En efecto, en la pintura anterior al Renacimiento no existe un lugar individual desde el cual mirar. No hay un “punto de vista”, ni en el sentido óptico de la expresión ni en el sentido social (punto de vista como “opinión”). En el fondo, el gran invento renacentista es la idea de “individuo”, tal como la conocemos hoy. En el mundo medieval, la noción misma de “punto de vista” era inimaginable, en el marco de una sociedad teocrática que reconocía como única autoridad a Dios. Precisamente, al resquebrajarse la sociedad feudal se abre la posibilidad de que aparezcan nuevos modos de “ver el mundo”, que van prefigurando la cuestión de la “libertad individual”. La posibilidad del “individuo”, que es capaz de sostener un punto de vista - opinión propios sobre el mundo.  
Con la llegada de la fotografía, el punto de vista se “industrializa”, y pasa a ser directamente el “punto de cámara”. Y con el cine, además, se pone en movimiento. El espectador de cine es un “viajero”, cambia de posición todo el tiempo, y además se mueve junto con la cámara. Y después la televisión, en principio, sigue por el mismo camino. Aunque claro que no solo las tecnologías han cambiado sino además las sociedades en su conjunto. Hoy en día, el espectador del Siglo XXI se siente con una destreza y una competencia tales sobre las pantallas, que no se conforma con un punto de vista artificial, sino que necesita que todo el mundo se subordine a su mirada. Que ese punto de vista sea “el centro del mundo”. O sea: el centro del mundo en el living de casa.
Y la televisión, entonces, nos mira, nos interpela, viene a buscarnos. El espacio imaginario que crea la televisión ya no es “en profundidad”, sino más bien “hacia el espectador”. Un espacio que se construye entre ese conductor que me mira y yo. En ese sentido, la TV es más “barroca” que renacentista: su expresividad es una herencia de la arquitectura del Siglo XVII (con esas fachadas que engañan la vista y parecen moverse en juegos de cóncavos y convexos). O de las figuras de Caravaggio, que parecen salirse de la tela y venirse encima nuestro. O del teatro de Shakespeare, que ha inventado ese recurso llamado “aparte”, en el que un personaje se acerca a los espectadores para hacerles un comentario “confidencial”. En el cine, los personajes no deben “mirar a cámara”. En televisión, por el contrario, todos miran a cámara y todos “hablan a cámara”.
Así es: la televisión no se deja observar mansamente. Se nos viene encima, con todos los recursos posibles. Tiende a salirse de la pantalla. Y además, como parte de ese mismo movimiento, construye como escenario principal del dispositivo, una y otra vez, al living de nuestra casa.

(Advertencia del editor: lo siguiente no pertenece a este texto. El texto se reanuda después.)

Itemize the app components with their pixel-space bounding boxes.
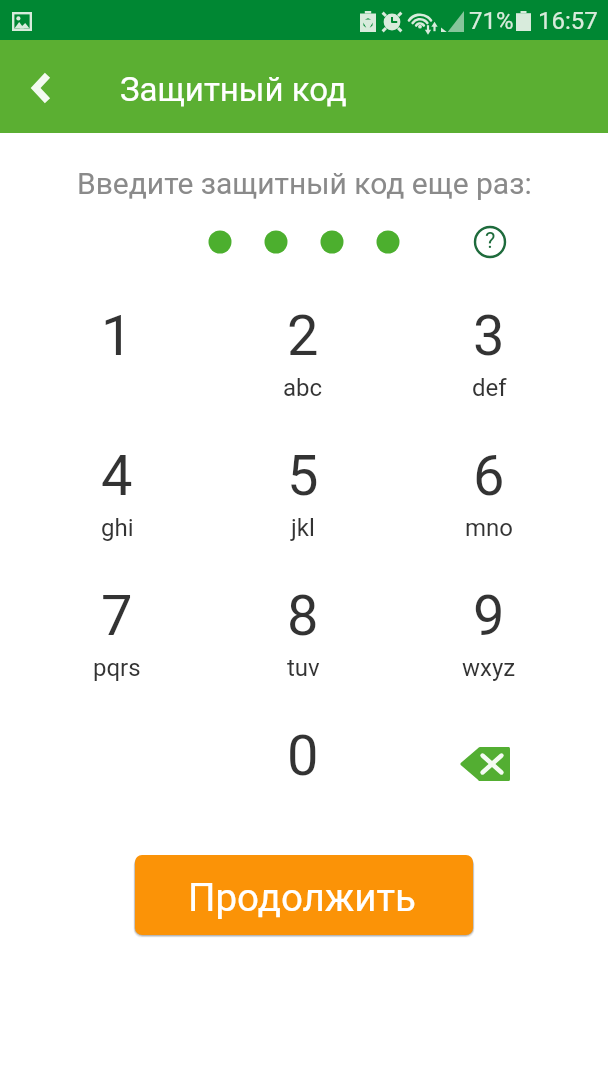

[1] Panofski, Erwin: La perspectiva como forma simbólica, Tusquetts, Barcelona, 1999.  

viernes, 20 de julio de 2018

La televisión no es lo que es (2)


Mirar la tele






¿Qué es “mirar tele”? Otra pregunta obvia. Y sin embargo no hay una sola respuesta, porque existen diferentes maneras de ver televisión. ¿Cómo actúa el “espectador”? ¿Qué pasa por su cabeza? ¿Qué sensaciones, emociones y deseos se ponen en juego? (¿qué configuraciones mentales, qué grados de atención, qué mecanismos de identificación o de rechazo?). La imagen arquetípica de Homero Simpson despatarrado en su sofá, con una “donut” o una lata de cerveza en la mano, no es la única referencia posible en este asunto.
Después de haberse acercado al fenómeno televisivo desde todos los ángulos posibles, los investigadores empezaron a ver que les faltaba estudiar lo más importante: nada menos que a los espectadores. Así es como surgen (con particular empuje en América Latina) los llamados “estudios de la recepción”. Por ejemplo, el muy interesante planteo de Orozco Gómez[1], que hace un inventario de los diferentes enfoques, actitudes o acciones que un espectador pone en juego cuando mira TV. Son las llamadas “televidencias”: “percibir, sentir, gustar, pensar, comprar, evaluar, guardar, retraer e imaginar con la televisión son actividades paralelas o simultáneas de un largo y complicado proceso mediático comunicacional”. Incluso podríamos ampliar este catálogo de televidencias a partir de algunas simples observaciones cotidianas. Porque mirar tele es también polemizar, jugar, confiar, competir, distraerse, compartir, participar, encontrar compañía, informarse, discutir, alentar, aprender, olvidar… (y cada uno puede ampliar la lista según sus propias experiencias).
Los primeros espectadores no miraban tele, miraban un programa. Es decir que, llegada la hora, se instalaban frente al televisor para mirar el programa que les gustaba, y le dedicaban a él toda su atención y su concentración. Al terminar, apagaban el aparato y se iban a hacer otra cosa. Todavía quedan algunos espectadores así, pero en general hoy uno enciende el televisor en cualquier momento y mira lo que hay (zapping mediante), asignándole a la pantalla una atención más difusa y lejana. 
Hagamos una prueba sencilla: observemos un poco a familiares o amigos (o a nosotros mismos) y podremos elaborar una verdadera tipología de espectadores televisivos: está el “ansioso” (que enseguida se aburre y no deja de hacer zapping en busca de alguna otra cosa); el “polemista” (que discute a los gritos con la tele sobre política, fútbol o lo que sea); el “solitario” (que deja la tele prendida durante horas sin mirarla ni escucharla, solo para sentirse acompañado); el “espectador social” (que prefiere juntarse con otros para mirar televisión y valora más los intercambios personales que los contenidos televisivos); el espectador “práctico” (que solo enciende la tele para ver la temperatura o la hora), por poner sólo algunos ejemplos.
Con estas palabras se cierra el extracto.